The proposed HVU-E classifier architecture.
HVU-E classifier
The HVU-ED segmenter architecture is designed for image segmentation, but it can also be repurposed for classification tasks with some modifications. This involves replacing the decoder with a flattened dense layer and the classification layer with a softmax activation function. Figshare images were input for the HVU-E classifier, as shown in Fig 13. The preprocessed images were then fed into hybrid ViT and UNet models. The U-Net’s encoder gathers structural and local features at different levels of abstraction, which are crucial for distinguishing between classes. In addition to the features from the UNet, the bottleneck layer captures global and complex features from the ViT and transfer learning models. For the classification task, the combined features from the three models were flattened and fed into dense layers with a ReLU activation function. The model parameters like input size, filter size, number of filters, activation function, and output size are displayed in Table 15. This classification model was fine-tuned using the Adam optimizer with a learning rate of 0.001 for 50 epochs, employing the softmax activation function.

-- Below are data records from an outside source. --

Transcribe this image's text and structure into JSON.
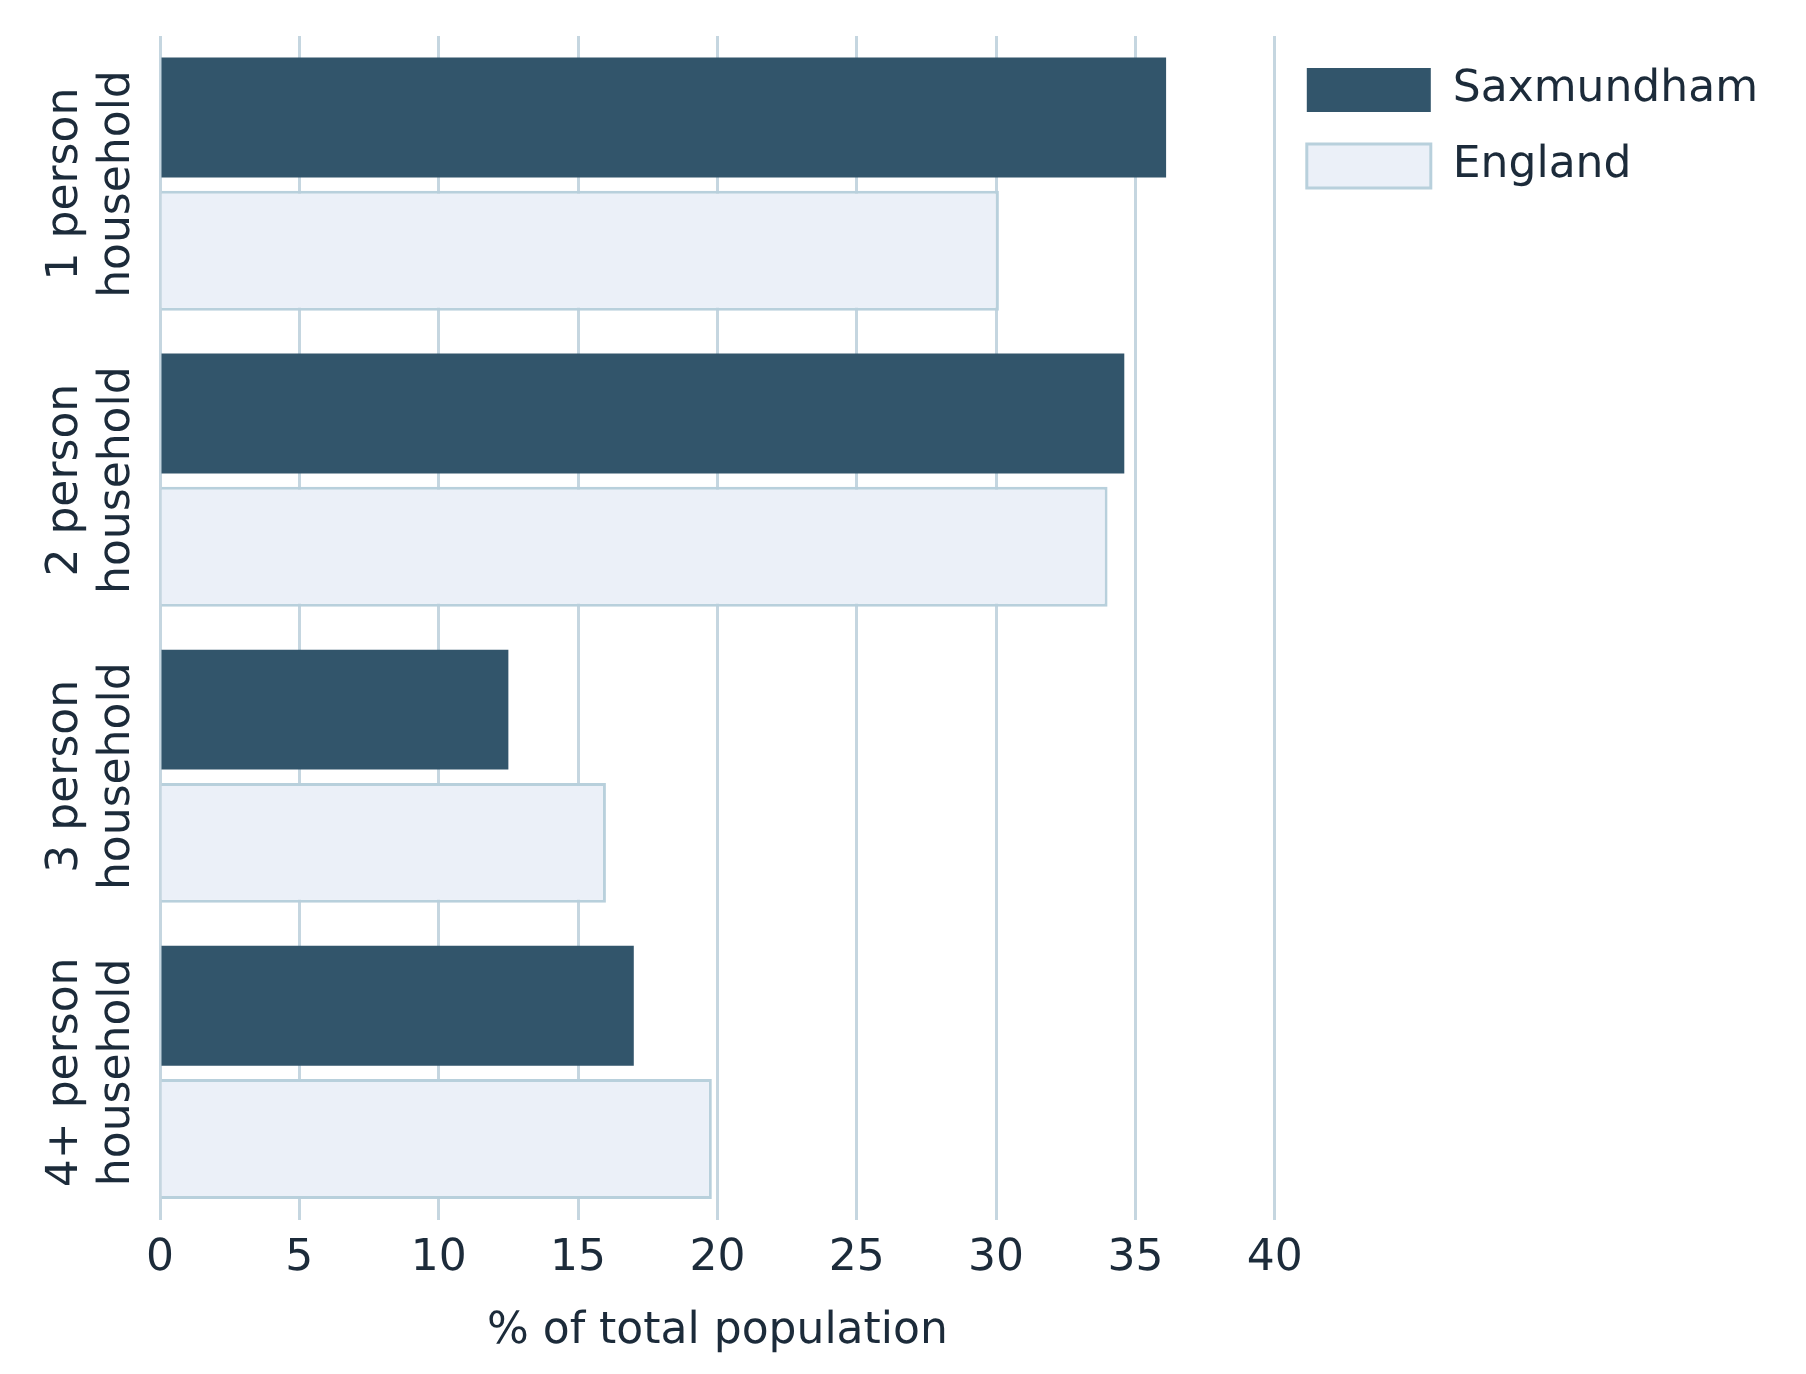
{
  "chart_data": {
    "type": "bar",
    "orientation": "horizontal",
    "xlabel": "% of total population",
    "categories": [
      "1 person household",
      "2 person household",
      "3 person household",
      "4+ person household"
    ],
    "series": [
      {
        "name": "Saxmundham",
        "color": "#32556b",
        "values": [
          36.1,
          34.6,
          12.5,
          17.0
        ]
      },
      {
        "name": "England",
        "color": "#ebf0f8",
        "values": [
          30.1,
          34.0,
          16.0,
          19.8
        ]
      }
    ],
    "xlim": [
      0,
      40
    ],
    "xticks": [
      0,
      5,
      10,
      15,
      20,
      25,
      30,
      35,
      40
    ],
    "grid": "x",
    "legend": "top right"
  }
}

A batch size 32 was used for the training and validation datasets, along with the categorical cross-entropy loss function. The Table 14 shows training parameters of this model. The brain tumor classification results were evaluated using accuracy, F1-score, precision, recall, sensitivity, and specificity metrics. Similarly, the flattened features from the HVU-E classifier were used as input for machine learning algorithms such as SVM, RF, DT, LR and AdaBoost to classify brain tumor images as glioma, meningioma, and pituitary.
Conclusion
This study introduced HVU-ED for segmentation and HVU-E for classification, two novel hybrid models that combine the power of vision transformers, pre-trained encoders and U-Net architecture for brain tumor analysis. This hybrid strategy improves overall segmentation performance by combining the strengths of global and local feature extraction mechanisms. The HVU-ED segmenter achieved a segmentation accuracy of 98.91%, with Dice scores of 0.902 (enhancing tumor), 0.954 (tumor core), and 0.966 (whole tumor). Building on this, the HVU-E classifier demonstrated strong generalization, achieving a classification accuracy of 99.18% with a dense output layer and 92.21% using an SVM. Additionally, explainable AI (XAI) techniques were employed to validate and visualize the model’s decision-making process, reinforcing its clinical interpretability. Even though much pertinent architecture has been published in the literature, the improved performance of this proposed model will be evidence of its prominence. This proposed model can be adapted to wide range medical image segmentation and classification tasks in the future. This versatility makes this network more fine-tuned and efficient for various medical image applications.
Limitations and future work
The proposed HVU-ED and HVU-E models demonstrated strong performance but were evaluated on a single dataset, which may limit their generalizability in broader clinical applications. Future work will focus on extending validation across diverse datasets, integrating clinical metadata, and improving model efficiency for deployment in real-time healthcare environments.